La sezione dedicata agli anni della gestione Carl Laemmle Junior della Universal si è aperta con una doppietta di film di William Wyler poco conosciuti: A House Divided e The Good Fairy, rispettivamente un dramma del 1931 e una commedia del 1935. A House Divided è un dramma familiare costruito attorno alla presenza scenica intensa e durissima di Walter Huston, che interpreta Seth Law, un padre padrone appena rimasto vedovo, incapace di venire a patti con emozioni e debolezze. L’ambientazione è una comunità di pescatori malconci in cui le donne sono necessarie ma previste esclusivamente per provvedere ai pasti, rammendare reti, salare il pesce. Il funerale che apre il film imposta l’atmosfera cupa e la chiusura totale delle speranze di fuga di Matt, il figlio fuori posto, opposto in tutto rispetto al padre: mite e gentile, aspirante contadino in una famiglia di pescatori da generazioni. In cerca di una nuova moglie, o meglio serva, per corrispondenza, Seth si ritrova un’ingenua diciannovenne del Montana palesemente più adatta al figlio che a lui: la sposa davanti a tutto il villaggio, innescando l’acuirsi del conflitto con il figlio, che degenera rapidamente. La corrispondenza tra la successiva menomazione fisica di Seth e la perdita della prestanza, e dunque dell’autorità, è evidenziata dalla scena in cui con la sedia a rotelle è impegnato in lavori sulla terraferma che aveva precedentemente deriso. Tuttavia molte scene successive sono dedicate all’inarrestabile forza dell’uomo, che non si rassegna all’immobilità, né quando deve infuriarsi e lottare col figlio, né quando è il momento di salvare la sposa in pericolo. Come scrive Dave Kehr, curatore della sezione, “Huston sembra trasformarsi fisicamente, da presenza incombente a creatura strisciante”, in ogni caso minaccioso perno del dramma familiare, che può risolversi solo in una tragedia risolutrice.
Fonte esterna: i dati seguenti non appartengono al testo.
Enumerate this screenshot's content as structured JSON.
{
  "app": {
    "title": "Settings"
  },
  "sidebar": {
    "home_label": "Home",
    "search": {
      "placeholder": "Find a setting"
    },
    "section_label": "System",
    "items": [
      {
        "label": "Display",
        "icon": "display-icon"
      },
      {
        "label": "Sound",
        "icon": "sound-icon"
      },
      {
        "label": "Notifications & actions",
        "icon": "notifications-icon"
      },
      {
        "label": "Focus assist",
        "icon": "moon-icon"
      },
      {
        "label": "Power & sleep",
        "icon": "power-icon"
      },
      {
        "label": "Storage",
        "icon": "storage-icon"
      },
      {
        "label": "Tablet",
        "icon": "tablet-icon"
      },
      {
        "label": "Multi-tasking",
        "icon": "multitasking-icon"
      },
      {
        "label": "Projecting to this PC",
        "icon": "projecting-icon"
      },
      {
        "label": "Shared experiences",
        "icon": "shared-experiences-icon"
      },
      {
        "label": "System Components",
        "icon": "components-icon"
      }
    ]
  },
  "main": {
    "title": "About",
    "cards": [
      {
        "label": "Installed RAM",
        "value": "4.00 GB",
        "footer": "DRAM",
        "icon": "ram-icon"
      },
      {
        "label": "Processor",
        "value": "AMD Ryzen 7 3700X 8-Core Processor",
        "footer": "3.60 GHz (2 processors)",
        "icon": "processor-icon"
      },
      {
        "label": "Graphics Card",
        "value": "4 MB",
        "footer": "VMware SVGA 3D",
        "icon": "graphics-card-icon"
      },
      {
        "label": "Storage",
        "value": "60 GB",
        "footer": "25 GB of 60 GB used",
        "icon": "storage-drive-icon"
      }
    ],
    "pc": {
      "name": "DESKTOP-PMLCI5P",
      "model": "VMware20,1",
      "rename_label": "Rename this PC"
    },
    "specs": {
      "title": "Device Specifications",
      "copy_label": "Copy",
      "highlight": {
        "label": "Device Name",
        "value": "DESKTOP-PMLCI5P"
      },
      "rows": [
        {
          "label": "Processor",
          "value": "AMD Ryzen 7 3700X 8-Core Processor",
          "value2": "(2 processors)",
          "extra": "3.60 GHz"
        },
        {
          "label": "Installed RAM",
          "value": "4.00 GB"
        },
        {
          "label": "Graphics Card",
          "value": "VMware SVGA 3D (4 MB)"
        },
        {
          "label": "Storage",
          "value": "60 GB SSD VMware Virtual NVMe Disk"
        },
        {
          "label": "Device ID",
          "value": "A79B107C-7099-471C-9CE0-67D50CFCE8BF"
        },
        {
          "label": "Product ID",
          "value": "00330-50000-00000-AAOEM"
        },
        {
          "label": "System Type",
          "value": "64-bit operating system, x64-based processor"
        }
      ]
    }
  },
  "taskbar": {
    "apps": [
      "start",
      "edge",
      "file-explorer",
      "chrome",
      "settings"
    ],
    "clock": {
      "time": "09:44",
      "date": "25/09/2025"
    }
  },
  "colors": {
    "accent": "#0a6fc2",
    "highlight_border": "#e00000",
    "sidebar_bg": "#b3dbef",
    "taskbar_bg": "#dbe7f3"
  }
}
A risollevare gli animi ci pensa The Good Fairy, tratta da una pièce di Ferenc Molnàr, in una sceneggiatura adattata tra gli altri da Preston Sturges. Sorprendente screwball ambientata a Budapest (location che sembra servire soprattutto all’uso di cognomi strambi da ridicolizzare), il film si distingue per un’incredibile vivacità di dialoghi e varietà di caratterizzazioni. L’orfana interpretata da Margaret Sullavan si ritrova al centro di un’inedita variazione dell’intreccio di attenzioni maschili: lo scoppiettante inizio porta Luisa fuori nel mondo per la prima volta, mondo in cui, fedele agli insegnamenti della direttrice, deve compiere almeno una buona azione ogni giorno e guardarsi dagli uomini. Luisa si sogna e si definisce fatina buona, e un perfetto ma complicato meccanismo di scelte e casualità la porta a poter davvero fare la differenza nella vita di un uomo, approfittando della convergenza tra l’interessata generosità di un eccentrico riccone e una serie di equivoci innescati da una bugia a fin di bene.

Incredibile la vivacità dei dialoghi e la varietà delle caratterizzazioni: dall’esercente cinematografico chiacchierone dell’inizio, all’iperprotettivo Detlaff (Reginald Owen), che Luisa sceglie come amico senza l’ombra di reciproca malizia; fino a un Herbert Marshall incredibilmente divertente, anima gemella di Luisa per la condivisione di uno stesso sguardo sul mondo prima ancora che per attrazione (esilarante il suo entusiasmo per la cancelleria così come l’impopolare ode alla barba). Tra le tante invenzioni comiche citiamo il dialogo surreale del film nel film, che parodizza i drammoni sentimentali e che torna, uguale e contrario, nel lieto fine.